Will wrote: Firstly, HPB's main gurus were Hindus not Tibetans, secondly you know not whereof you speak.
"This state of hers is [H.P.B.'s] intimately connected with her occult training in Tibet, and due to her being sent out alone into the world to gradually prepare the way for others. After nearly a century of fruitless search, our chiefs had to avail themselves of the only opportunity to send out a European body. . . . " The Mahatma Letters, 2nd edition, Letter 26. Italics added.
http://blavatskyarchives.com/latermessengers.htm
In 1870, HPB’s family – then living in Odessa, Ukraine, which was at that time spoken of as being part of Russia – had all but given up hope of ever hearing from her again. In the summer of 1868 she had been summoned to go to Tibet by the Master M. in order to receive indepth tuition and training from the Masters in preparation for her great mission as their Messenger to the world...

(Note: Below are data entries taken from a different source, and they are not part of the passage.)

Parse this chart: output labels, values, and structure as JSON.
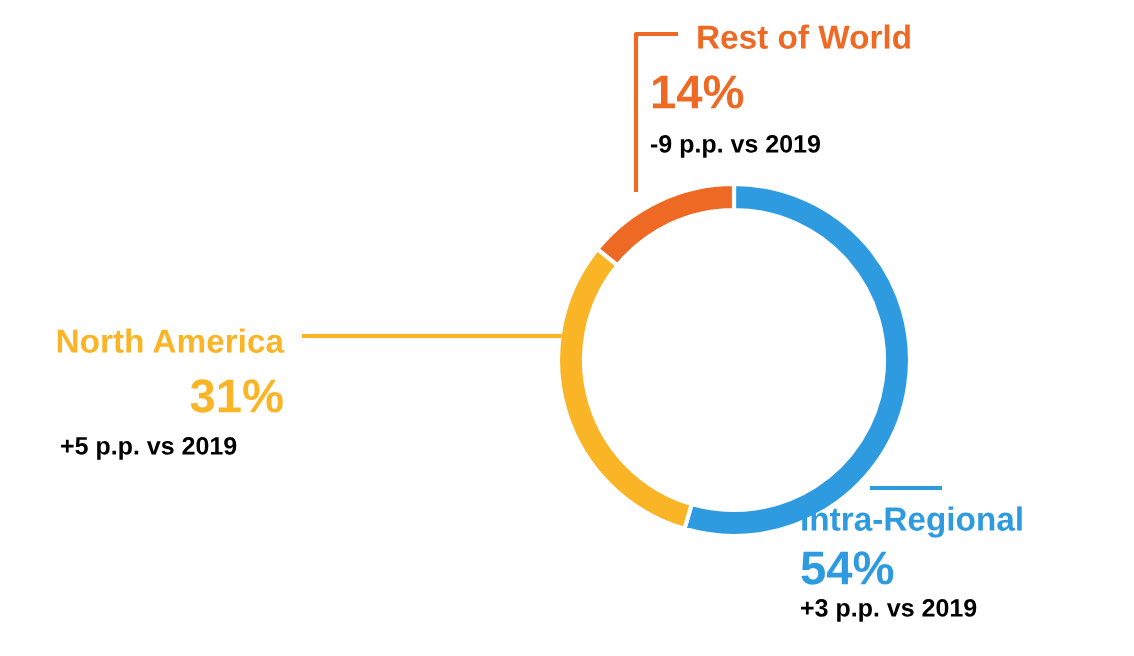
{
  "chart_data": {
    "type": "donut",
    "categories": [
      "Intra-Regional",
      "North America",
      "Rest of World"
    ],
    "values": [
      54,
      31,
      14
    ],
    "colors": [
      "#2e9be0",
      "#f9b526",
      "#ee6a24"
    ],
    "value_labels": [
      "54%",
      "31%",
      "14%"
    ],
    "annotations": [
      {
        "text": "+3 p.p. vs 2019",
        "x": "Intra-Regional"
      },
      {
        "text": "+5 p.p. vs 2019",
        "x": "North America"
      },
      {
        "text": "-9 p.p. vs 2019",
        "x": "Rest of World"
      }
    ]
  }
}
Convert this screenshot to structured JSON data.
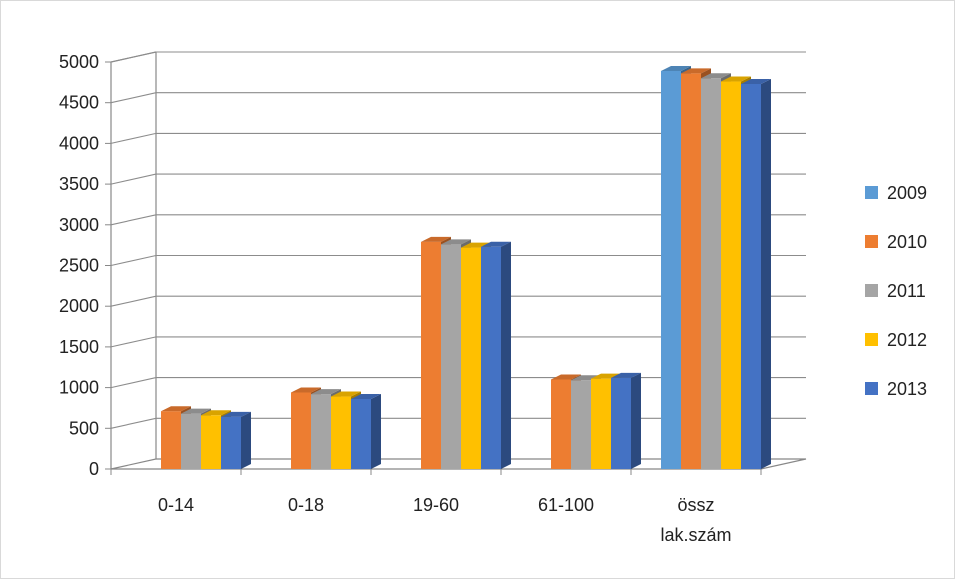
{
  "chart_data": {
    "type": "bar",
    "categories": [
      "0-14",
      "0-18",
      "19-60",
      "61-100",
      "össz lak.szám"
    ],
    "category_lines": [
      [
        "0-14"
      ],
      [
        "0-18"
      ],
      [
        "19-60"
      ],
      [
        "61-100"
      ],
      [
        "össz",
        "lak.szám"
      ]
    ],
    "series": [
      {
        "name": "2009",
        "color": "#5b9bd5",
        "values": [
          null,
          null,
          null,
          null,
          4890
        ]
      },
      {
        "name": "2010",
        "color": "#ed7d31",
        "values": [
          710,
          940,
          2790,
          1100,
          4860
        ]
      },
      {
        "name": "2011",
        "color": "#a5a5a5",
        "values": [
          680,
          920,
          2760,
          1090,
          4800
        ]
      },
      {
        "name": "2012",
        "color": "#ffc000",
        "values": [
          660,
          890,
          2720,
          1110,
          4760
        ]
      },
      {
        "name": "2013",
        "color": "#4472c4",
        "values": [
          640,
          860,
          2730,
          1120,
          4730
        ]
      }
    ],
    "y_ticks": [
      0,
      500,
      1000,
      1500,
      2000,
      2500,
      3000,
      3500,
      4000,
      4500,
      5000
    ],
    "ylim": [
      0,
      5000
    ],
    "grid": true,
    "legend": "right",
    "style": "3d-clustered-column",
    "title": "",
    "xlabel": "",
    "ylabel": ""
  }
}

HPB didn’t explain the meaning of the various characters but Wesley Needham of the Tibetan collection at Yale University has done so, after analysing those drawn by both HPB and the German woman. The Tibetan letters in the top panel spelt the mantra “Om tram ah hri hum,” while the lower characters were the bija or seed syllable mantras connected with the five Dhyani Buddhas spoken of in Tibetan Buddhism. In her biography of HPB, Sylvia Cranston wrote, “Thus it is confirmed that an unlearned German woman could reproduce in Tibetan seed-syllables a sacred Buddhist mantra of which she had likely no previous knowledge. The catalyst for this remarkable feat and her accompanying visions was, as we have seen, an occult letter reputed to be from one of HPB’s teachers in Tibet.”

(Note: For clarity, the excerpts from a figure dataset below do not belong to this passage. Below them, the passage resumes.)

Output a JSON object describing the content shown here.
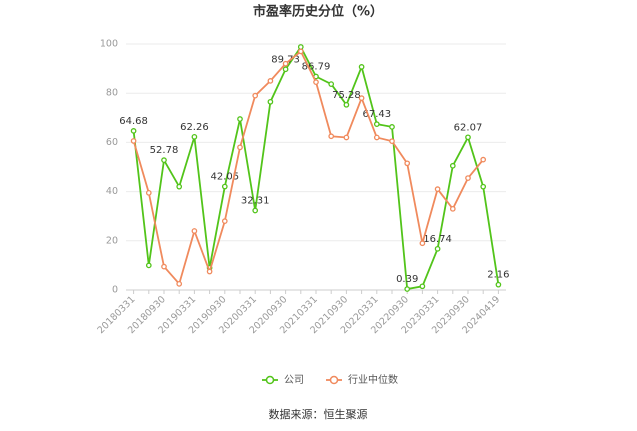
{
  "chart_data": {
    "type": "line",
    "title": "市盈率历史分位（%）",
    "source": "数据来源：恒生聚源",
    "categories": [
      "20180331",
      null,
      "20180930",
      null,
      "20190331",
      null,
      "20190930",
      null,
      "20200331",
      null,
      "20200930",
      null,
      "20210331",
      null,
      "20210930",
      null,
      "20220331",
      null,
      "20220930",
      null,
      "20230331",
      null,
      "20230930",
      null,
      "20240419"
    ],
    "series": [
      {
        "name": "公司",
        "color": "#52c41a",
        "values": [
          64.68,
          10,
          52.78,
          42,
          62.26,
          9,
          42.05,
          69.5,
          32.31,
          76.5,
          89.73,
          98.8,
          86.79,
          83.7,
          75.28,
          90.7,
          67.43,
          66.3,
          0.39,
          1.5,
          16.74,
          50.5,
          62.07,
          42,
          2.16
        ],
        "value_labels": [
          "64.68",
          null,
          "52.78",
          null,
          "62.26",
          null,
          "42.05",
          null,
          "32.31",
          null,
          "89.73",
          null,
          "86.79",
          null,
          "75.28",
          null,
          "67.43",
          null,
          "0.39",
          null,
          "16.74",
          null,
          "62.07",
          null,
          "2.16"
        ]
      },
      {
        "name": "行业中位数",
        "color": "#f08a5d",
        "values": [
          60.6,
          39.5,
          9.5,
          2.5,
          24,
          7.5,
          28,
          58,
          79,
          85,
          92,
          97,
          84.5,
          62.5,
          62,
          78,
          62,
          60.5,
          51.5,
          19,
          41,
          33,
          45.5,
          53,
          null
        ]
      }
    ],
    "ylim": [
      0,
      100
    ],
    "yticks": [
      0,
      20,
      40,
      60,
      80,
      100
    ],
    "grid": true,
    "legend": "bottom"
  }
}
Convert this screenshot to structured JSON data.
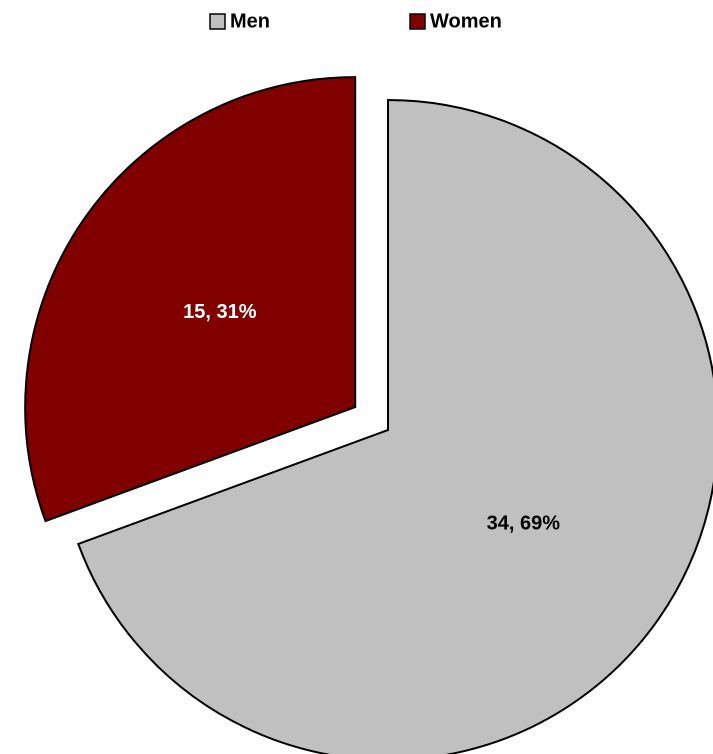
{
  "chart_data": {
    "type": "pie",
    "categories": [
      "Men",
      "Women"
    ],
    "values": [
      34,
      15
    ],
    "value_labels": [
      "34, 69%",
      "15, 31%"
    ],
    "colors": [
      "#c0c0c0",
      "#800000"
    ],
    "legend": "top"
  }
}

https://blavatskytheosophy.com/the-mast ... blavatsky/
I don't mean to be rude or disrespectful, and I'm sorry for giving that impression. I wouldn't be able to readily recite facts about her life and writings, like I am now, unless I was once a follower of Madame Blavatsky's.

For over a year, I belonged to a church that regarded her as a foundational spiritual authority:
The Fillmores became familiar with the efforts of Helena Pertrovna Blavatsky
(1831-1891) and the Theosophists. Blavatskyʼs life reads like a work of fiction. Born to
an aristocratic Russian family she exhibited psychic abilities, traveled throughout the
world and introduced many Eastern religious concepts to America from her office in
New York City. Before the Fillmores began publishing their own books, they were
selling ten Theosophical related books including Blavatskyʼs Isis Unveiled.
13 Two of the
Buddhist related books they sold were published by the Theosophical Society: A
Buddhist Catechism by Henry Steel Ollcot and Esoteric Buddhism by A.P. Sinnett...

Myrtle Fillmore first experimented with mystic practice beginning in 1886 and led
the way for others. The personal experiences of this once ailing housewife and her
entrepreneurial husband were essential, but their mentors and the writings of Emerson
and Blavatsky served as a cornerstone for the Fillmoreʼs path into mysticism.